Om vier uur, tijdens vakanties, moet buurjongen Willy ‘van Jukke’ alleszins het spel onderbreken en snel naar huis lopen. Hij is de zoon van de vrouw van de kruidenierswinkel, waar ook ‘koloniale waren’ te koop zijn. Willy moet dan zijn dagelijkse banaan nuttigen. Wat een luxe, denk ik. Wijzelf dienen immers genoegen te nemen met fruit van eigen kweek: rond de boerderij groeien er kersen – de oogst ervan is wisselvallig, soms zijn vogels ermee weg – bessen, appelen en peren, pruimen, hazel- en okkernoten. Een speciale lekkernij zijn de vruchten van de perelaar achteraan in de boomgaard tegen het wilgenbosje aan. Eind augustus hangen de kleine peren verleidelijk geel-rood en rijp aan de buitenkant van de vrij hoge boom. Ernaartoe kruipen is geen optie en daarom gooien we met stokken tegen de takken aan. Als we prijs hebben is de smaak subliem. In mijn geest is hij verbonden met het einde van de Grote Vakantie en het nieuwe schooljaar, dat nu wel mag beginnen. Het gebeurt vandaag nog dat ik dure ingevoerde peren koop die ongeveer een soortgelijke vorm en kleur hebben, maar bij consumptie ervan is de ontgoocheling telkens groot. Nee, het kan niet louter nostalgie zijn.

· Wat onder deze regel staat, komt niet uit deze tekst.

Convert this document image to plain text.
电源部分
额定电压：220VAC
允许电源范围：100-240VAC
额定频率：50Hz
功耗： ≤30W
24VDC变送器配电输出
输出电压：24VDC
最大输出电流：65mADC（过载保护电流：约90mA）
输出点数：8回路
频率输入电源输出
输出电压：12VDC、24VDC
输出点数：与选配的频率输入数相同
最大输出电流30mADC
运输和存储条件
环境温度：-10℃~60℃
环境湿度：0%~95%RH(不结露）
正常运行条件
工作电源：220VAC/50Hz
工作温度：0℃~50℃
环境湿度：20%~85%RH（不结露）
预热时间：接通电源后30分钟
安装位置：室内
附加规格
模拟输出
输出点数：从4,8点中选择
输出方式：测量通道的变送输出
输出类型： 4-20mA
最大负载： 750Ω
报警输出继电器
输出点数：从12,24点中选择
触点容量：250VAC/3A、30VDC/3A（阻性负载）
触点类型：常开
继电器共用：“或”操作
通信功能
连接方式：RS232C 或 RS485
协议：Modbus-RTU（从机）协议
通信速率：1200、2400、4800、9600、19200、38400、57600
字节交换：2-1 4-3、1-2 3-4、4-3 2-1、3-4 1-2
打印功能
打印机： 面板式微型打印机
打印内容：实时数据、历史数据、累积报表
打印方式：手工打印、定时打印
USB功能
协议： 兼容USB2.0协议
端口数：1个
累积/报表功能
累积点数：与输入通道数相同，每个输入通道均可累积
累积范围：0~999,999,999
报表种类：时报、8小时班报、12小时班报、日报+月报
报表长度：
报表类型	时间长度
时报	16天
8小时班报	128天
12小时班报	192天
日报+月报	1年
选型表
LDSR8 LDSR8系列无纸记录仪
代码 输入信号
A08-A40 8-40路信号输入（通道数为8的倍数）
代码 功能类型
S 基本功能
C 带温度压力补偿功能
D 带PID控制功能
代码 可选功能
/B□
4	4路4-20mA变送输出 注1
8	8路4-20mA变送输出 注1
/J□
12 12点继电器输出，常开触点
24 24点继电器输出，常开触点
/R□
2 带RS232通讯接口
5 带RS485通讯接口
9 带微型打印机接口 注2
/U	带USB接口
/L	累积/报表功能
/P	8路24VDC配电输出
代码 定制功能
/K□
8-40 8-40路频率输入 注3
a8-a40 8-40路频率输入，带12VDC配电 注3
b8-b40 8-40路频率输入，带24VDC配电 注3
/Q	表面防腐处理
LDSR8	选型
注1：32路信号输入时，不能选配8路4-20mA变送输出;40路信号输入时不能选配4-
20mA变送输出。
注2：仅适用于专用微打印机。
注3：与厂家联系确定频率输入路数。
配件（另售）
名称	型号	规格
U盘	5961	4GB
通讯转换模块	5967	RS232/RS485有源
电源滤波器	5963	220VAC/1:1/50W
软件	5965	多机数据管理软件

Mama houdt eraan dat we ’s avonds vroeg in bed liggen. Het spel moet dan noodgedwongen gestaakt worden. Ik hoop dat de nacht zo vlug mogelijk voorbij zal zijn zodat ik verder kan spelen, mijn job als slager of bakker kan hervatten. In de grote slaapkamer achteraan in de woning liggen we twee aan twee in de naast elkaar staande bedden. Mijn bedgenoot Albert bakent door te kloppen met de hand zijn rechtmatige deel af. Tussendoor zegt hij langs zijn neus weg dat ik (voormalig Sint-Janneke!) van mijn piemel moet blijven; blijkbaar weet deze jongere broer al meer van het leven af. Gelukkig verloopt verder alles vreedzaam. We zien hoe de avondzon door de raamluiken witte stroken op de muur trekt en tellen ze. En we horen de stemmen van kinderen in de buurt. Het is niet eerlijk dat mama ons nog als kleuters behandelt, maar we zijn moe en vallen in slaap tegelijk met het vervagen van de lichtstrepen.

 

Op tocht in de buurt

Niet alleen voor school en kerk maar ook voor spel en verkenning verlaten we het hof. In augustus – het is dan altijd bijzonder mooi, warm weer – trekken we met het onderstel van een oude kinderwagen naar de velden waar er geoogst werd. We ‘charetten’ en dat kan zelfs vrij ver zijn, naar Butsel toe en tegenover de hoeve Van Kelecom aan de grens met Lubbeek. Aangekomen maken we misbruik van een oud gewoonterecht: we rapen het koren op dat achterbleef en voeren het met onze oogstwagen, de charette, naar de boerderij. Daarbij voelen we ons één zo zou een romanschrijver het kunnen formuleren – met de natuur, het land en de lucht. De dorpsbewoners zien die ‘zwarte Fetsjes’ bezig en denken er waarschijnlijk het hunne van.
Wij werden wegens ons hoofdhaar soms ‘zwartjes’ genoemd, ook al had de tweede in de rij, Bert, wat blonder haar. Verschillende keren moest hij van bezoekers de vraag horen of hij wel een van ons was. Misschien is Bert, de man met het scherpe geheugen, er nog altijd niet goed van. En toch, hij lijkt fysiek het meest op grootvader Arthur en mentaal op papa Jef. En wat verder dat haar betreft: op foto’s kan je zien hoe de coiffeuse van de Boskantstraat ons met haar handbediende tondeuse een coupe bloempot bezorgde. 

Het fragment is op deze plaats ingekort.